I want to live a great life. As cliché as that sounds, I want to experience all that life has to offer me. To do that, I have to be better than better. I have to be strong, both physically and mentally, and I have to push myself to do the things I do not feel like doing. I made a commitment with myself today to workout, and I wasn’t going to let some unexpected event deter me from that. I really wanted to, though. I even knew how I was going to do it. I would have pushed all my workouts forward by a day, and instead of taking Sunday off, I wouldn’t have had a rest day until the following Sunday, almost two weeks from now.

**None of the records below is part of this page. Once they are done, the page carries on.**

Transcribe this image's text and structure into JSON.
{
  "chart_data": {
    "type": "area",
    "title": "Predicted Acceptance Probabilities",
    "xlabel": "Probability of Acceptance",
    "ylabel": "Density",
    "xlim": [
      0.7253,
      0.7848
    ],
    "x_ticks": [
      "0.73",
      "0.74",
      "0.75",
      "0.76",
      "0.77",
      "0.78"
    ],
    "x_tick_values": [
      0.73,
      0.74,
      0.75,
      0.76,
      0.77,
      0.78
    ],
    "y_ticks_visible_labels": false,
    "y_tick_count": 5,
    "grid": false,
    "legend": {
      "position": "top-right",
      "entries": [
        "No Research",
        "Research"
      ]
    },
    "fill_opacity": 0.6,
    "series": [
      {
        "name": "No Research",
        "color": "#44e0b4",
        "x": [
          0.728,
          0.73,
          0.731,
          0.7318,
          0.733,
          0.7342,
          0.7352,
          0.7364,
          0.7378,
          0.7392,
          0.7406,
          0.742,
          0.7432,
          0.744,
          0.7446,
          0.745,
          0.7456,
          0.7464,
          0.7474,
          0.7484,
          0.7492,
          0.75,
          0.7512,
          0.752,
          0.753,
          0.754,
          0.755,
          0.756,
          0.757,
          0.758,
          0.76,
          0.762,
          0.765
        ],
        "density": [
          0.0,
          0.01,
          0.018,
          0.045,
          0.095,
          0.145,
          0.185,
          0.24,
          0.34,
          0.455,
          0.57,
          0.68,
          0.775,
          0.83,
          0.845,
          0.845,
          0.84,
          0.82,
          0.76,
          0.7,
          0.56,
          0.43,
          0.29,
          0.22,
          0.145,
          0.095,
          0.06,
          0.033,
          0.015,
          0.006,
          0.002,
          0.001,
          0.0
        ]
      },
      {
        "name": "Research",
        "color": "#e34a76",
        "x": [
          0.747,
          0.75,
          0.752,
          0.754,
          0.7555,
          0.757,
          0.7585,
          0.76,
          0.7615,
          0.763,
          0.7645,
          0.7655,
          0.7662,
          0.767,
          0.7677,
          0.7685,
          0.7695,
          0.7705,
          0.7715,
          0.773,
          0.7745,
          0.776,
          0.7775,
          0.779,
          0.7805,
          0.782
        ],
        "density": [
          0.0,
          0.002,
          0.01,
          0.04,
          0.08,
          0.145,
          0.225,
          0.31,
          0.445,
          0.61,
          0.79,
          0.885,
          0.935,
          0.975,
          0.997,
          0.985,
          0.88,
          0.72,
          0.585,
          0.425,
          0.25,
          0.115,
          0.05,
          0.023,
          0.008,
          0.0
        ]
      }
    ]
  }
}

I worked out as hard I could, and I felt great. There were times during the workout when I didn’t, and I wanted to rest, to take a breath, and I did sometimes but not without a fight. Especially when every ounce of my being wanted to stop because the pain hurt or because my lungs needed more air, I pushed myself harder because I know that’s the only way to get stronger. If it doesn’t hurt, it doesn’t count. If that’s the case, I’m wasting my time and sweating for no reason.

Life is too short to live it in mediocrity. I have to have to best and strongest body I can. I have to read and learn as much as I can for hours every day. I have to write every day and learn and improve and master my craft. Anything less than this is mediocre and pointless. Excellence isn’t given to anyone. It has to be earned. An unearned life is not worth living.

I don’t always live up to my ideals. I want to be better, and I want to fight harder than I do, but the perfunctoriness of life can weigh me down. It’s during those times where I have to be more vigilant. It’s hard — really hard — especially when I’m tired, but if it’s not hard, it’s not worth doing.